La Cinémathèque de Paris, qui devait projeter le film dans le cadre d’une rétrospective Marlon Brando, y a finalement renoncé. On se dit alors Ouf ! Ils ont pris conscience, comme l’a rappelé le Syndicat français des artistes interprètes (SFA-CGT) que « filmer et diffuser un viol reste répréhensible ». Ou peut-être ont-ils eu un peu d’empathie pour toutes ces comédiennes inconnues, dont la carrière a parfois été encore moins longue que celle de Maria Schneider, parce qu’elles aussi ont été aussitôt brisées par la violence des hommes ?

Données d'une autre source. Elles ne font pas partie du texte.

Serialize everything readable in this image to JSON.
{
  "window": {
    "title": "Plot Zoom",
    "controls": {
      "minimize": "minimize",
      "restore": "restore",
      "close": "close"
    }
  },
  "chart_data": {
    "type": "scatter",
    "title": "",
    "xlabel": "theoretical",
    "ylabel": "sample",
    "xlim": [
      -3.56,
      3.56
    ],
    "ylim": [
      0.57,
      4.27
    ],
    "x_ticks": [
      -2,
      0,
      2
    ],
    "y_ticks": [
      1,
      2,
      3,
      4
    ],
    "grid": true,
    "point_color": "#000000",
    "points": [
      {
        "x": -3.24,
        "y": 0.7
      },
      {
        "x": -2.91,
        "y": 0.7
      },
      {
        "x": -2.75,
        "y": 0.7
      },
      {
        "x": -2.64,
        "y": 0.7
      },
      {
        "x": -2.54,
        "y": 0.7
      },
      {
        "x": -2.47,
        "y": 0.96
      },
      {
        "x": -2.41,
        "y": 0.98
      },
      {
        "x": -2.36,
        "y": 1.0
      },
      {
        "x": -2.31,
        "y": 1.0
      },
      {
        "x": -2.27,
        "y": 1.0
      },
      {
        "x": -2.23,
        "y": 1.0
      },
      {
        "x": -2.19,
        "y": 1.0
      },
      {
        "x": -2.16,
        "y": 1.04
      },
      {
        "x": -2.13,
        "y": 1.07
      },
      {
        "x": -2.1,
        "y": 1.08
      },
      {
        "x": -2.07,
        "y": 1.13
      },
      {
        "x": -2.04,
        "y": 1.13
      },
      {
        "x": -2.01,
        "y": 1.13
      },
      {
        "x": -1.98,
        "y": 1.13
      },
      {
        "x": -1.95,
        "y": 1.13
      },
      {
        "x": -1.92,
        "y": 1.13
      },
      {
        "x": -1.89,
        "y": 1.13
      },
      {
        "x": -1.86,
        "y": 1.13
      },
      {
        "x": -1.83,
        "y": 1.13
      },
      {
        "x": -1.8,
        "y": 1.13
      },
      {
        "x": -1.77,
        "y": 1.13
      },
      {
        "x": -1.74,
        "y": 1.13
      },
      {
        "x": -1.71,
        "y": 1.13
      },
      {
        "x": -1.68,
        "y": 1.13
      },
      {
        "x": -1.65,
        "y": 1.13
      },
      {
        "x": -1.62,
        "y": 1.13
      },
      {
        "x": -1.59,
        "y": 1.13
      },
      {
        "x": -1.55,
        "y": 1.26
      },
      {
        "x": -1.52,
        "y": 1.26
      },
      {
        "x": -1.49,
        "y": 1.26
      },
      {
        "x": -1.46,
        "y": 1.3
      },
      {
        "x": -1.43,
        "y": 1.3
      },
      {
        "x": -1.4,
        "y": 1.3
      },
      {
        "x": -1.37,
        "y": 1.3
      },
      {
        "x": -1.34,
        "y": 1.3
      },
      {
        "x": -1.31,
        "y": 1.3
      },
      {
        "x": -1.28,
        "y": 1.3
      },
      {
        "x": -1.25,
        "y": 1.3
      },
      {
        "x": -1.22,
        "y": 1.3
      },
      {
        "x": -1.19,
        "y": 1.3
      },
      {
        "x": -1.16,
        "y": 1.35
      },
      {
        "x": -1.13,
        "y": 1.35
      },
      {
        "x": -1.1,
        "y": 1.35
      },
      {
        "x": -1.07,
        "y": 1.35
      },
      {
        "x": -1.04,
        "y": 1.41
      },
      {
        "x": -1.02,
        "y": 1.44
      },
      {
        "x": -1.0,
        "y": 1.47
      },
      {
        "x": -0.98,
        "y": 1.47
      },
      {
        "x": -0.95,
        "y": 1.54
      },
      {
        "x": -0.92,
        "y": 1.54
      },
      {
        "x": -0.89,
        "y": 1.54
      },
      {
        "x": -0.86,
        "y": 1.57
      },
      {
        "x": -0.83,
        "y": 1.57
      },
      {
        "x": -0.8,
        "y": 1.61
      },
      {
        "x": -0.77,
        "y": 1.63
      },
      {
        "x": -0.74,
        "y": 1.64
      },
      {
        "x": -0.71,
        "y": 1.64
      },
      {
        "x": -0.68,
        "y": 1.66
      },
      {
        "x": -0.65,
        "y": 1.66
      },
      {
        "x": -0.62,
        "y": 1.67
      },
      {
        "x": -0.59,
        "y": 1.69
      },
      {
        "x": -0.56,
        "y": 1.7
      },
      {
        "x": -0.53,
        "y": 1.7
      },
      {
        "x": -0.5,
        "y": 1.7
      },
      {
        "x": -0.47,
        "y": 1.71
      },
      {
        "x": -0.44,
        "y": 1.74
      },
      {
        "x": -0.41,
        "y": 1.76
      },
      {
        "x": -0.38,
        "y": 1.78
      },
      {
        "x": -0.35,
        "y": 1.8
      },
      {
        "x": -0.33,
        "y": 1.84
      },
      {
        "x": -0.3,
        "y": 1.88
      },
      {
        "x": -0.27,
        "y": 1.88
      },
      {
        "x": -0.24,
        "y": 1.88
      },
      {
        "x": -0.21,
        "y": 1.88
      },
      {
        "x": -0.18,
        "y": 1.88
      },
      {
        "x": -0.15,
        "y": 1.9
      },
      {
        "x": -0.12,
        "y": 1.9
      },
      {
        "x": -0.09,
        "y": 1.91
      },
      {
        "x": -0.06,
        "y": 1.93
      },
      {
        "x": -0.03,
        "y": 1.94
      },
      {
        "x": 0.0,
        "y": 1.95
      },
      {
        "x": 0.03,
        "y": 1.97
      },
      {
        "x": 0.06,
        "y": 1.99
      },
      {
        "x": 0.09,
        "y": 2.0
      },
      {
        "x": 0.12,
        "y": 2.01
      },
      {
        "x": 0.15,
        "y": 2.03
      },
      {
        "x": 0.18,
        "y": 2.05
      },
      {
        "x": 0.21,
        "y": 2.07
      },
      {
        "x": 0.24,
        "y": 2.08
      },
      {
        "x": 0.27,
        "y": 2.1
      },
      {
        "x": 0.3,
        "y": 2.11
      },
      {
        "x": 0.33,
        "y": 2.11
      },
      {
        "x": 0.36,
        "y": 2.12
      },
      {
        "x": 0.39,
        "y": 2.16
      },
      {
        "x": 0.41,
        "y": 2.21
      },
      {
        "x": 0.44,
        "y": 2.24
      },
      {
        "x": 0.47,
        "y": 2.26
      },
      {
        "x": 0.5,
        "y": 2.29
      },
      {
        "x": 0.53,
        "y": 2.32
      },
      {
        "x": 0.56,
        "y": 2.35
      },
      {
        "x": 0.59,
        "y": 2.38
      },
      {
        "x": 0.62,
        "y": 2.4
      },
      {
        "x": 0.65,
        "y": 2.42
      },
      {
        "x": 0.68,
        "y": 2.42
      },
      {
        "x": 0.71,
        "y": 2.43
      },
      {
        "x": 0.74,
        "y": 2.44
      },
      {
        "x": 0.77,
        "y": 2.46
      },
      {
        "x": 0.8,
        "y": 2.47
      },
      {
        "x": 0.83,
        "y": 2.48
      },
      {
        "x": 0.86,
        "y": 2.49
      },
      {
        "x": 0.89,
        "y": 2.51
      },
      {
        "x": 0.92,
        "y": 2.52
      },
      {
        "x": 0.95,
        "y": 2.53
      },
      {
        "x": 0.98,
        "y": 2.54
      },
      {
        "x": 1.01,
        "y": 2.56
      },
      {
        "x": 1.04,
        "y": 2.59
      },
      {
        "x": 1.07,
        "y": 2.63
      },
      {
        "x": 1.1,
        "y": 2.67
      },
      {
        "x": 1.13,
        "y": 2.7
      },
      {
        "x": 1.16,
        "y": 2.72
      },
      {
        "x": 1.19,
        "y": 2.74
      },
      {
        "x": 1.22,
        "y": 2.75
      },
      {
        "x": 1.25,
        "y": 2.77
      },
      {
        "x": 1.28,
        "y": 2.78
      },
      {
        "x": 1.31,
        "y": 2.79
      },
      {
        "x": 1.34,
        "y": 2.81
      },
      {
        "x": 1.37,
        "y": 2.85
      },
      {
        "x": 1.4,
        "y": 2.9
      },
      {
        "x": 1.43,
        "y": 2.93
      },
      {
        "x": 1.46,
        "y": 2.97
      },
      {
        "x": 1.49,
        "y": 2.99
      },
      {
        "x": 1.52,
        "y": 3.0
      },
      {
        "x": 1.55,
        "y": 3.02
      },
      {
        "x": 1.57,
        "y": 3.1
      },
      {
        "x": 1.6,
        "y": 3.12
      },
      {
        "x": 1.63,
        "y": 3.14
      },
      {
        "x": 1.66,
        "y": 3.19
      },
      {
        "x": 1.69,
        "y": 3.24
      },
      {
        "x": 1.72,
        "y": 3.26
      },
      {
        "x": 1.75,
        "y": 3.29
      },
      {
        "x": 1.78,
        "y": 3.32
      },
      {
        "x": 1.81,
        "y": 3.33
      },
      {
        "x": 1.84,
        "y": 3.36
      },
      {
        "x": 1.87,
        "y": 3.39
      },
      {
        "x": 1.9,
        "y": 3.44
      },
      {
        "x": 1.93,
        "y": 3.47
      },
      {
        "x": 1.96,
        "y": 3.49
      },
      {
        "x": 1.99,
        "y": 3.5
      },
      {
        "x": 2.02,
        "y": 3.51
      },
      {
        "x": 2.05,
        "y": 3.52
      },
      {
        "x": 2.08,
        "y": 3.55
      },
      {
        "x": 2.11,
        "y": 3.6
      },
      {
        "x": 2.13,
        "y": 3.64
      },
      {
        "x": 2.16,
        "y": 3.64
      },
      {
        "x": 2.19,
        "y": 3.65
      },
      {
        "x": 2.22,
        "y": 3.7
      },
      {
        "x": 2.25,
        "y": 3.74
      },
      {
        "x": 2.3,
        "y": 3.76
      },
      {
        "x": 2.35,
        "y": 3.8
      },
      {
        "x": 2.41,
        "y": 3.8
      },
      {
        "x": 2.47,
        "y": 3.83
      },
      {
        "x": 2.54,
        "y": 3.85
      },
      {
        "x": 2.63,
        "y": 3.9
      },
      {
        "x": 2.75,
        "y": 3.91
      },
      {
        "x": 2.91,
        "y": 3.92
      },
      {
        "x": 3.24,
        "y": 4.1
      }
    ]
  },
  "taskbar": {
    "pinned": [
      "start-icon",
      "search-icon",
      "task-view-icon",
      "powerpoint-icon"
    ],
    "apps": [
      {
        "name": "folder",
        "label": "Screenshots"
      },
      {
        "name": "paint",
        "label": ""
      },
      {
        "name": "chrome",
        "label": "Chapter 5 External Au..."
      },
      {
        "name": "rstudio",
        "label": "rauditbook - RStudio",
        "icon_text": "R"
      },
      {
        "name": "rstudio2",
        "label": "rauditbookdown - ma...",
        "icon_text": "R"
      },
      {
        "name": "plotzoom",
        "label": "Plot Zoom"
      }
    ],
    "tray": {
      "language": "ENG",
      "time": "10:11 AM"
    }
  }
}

Que nenni ! Voilà comment Frédéric Bonnaud, le directeur de la Cinémathèque, a justifié la déprogrammation : « Des gens violents commençaient à s’annoncer, et maintenir cette projection précédée d’un débat devenait un risque tout à fait disproportionné. Tant pis ! » Il est donc « violent » de s’opposer à la diffusion d’un viol.
Rappelons qu’il a quand même fallu attendre les témoignages d’Adèle Haenel et de Judith Godrèche pour que le monde du cinéma arrête de trouver ça charmant et romantique que des hommes adultes soient « en couple » avec des filles de 13 ans.
On le sait, tout acte qui s’oppose à l’ordre existant est décrit par les défenseurs de cet ordre comme un acte de violence. Et plus nous serons nombreuses à refuser leur ordre, plus ils nous trouveront violentes. Appeler un viol un viol, ce n’est pas être violente, c’est tenter de regagner par les mots la dignité que le silence nous ôte.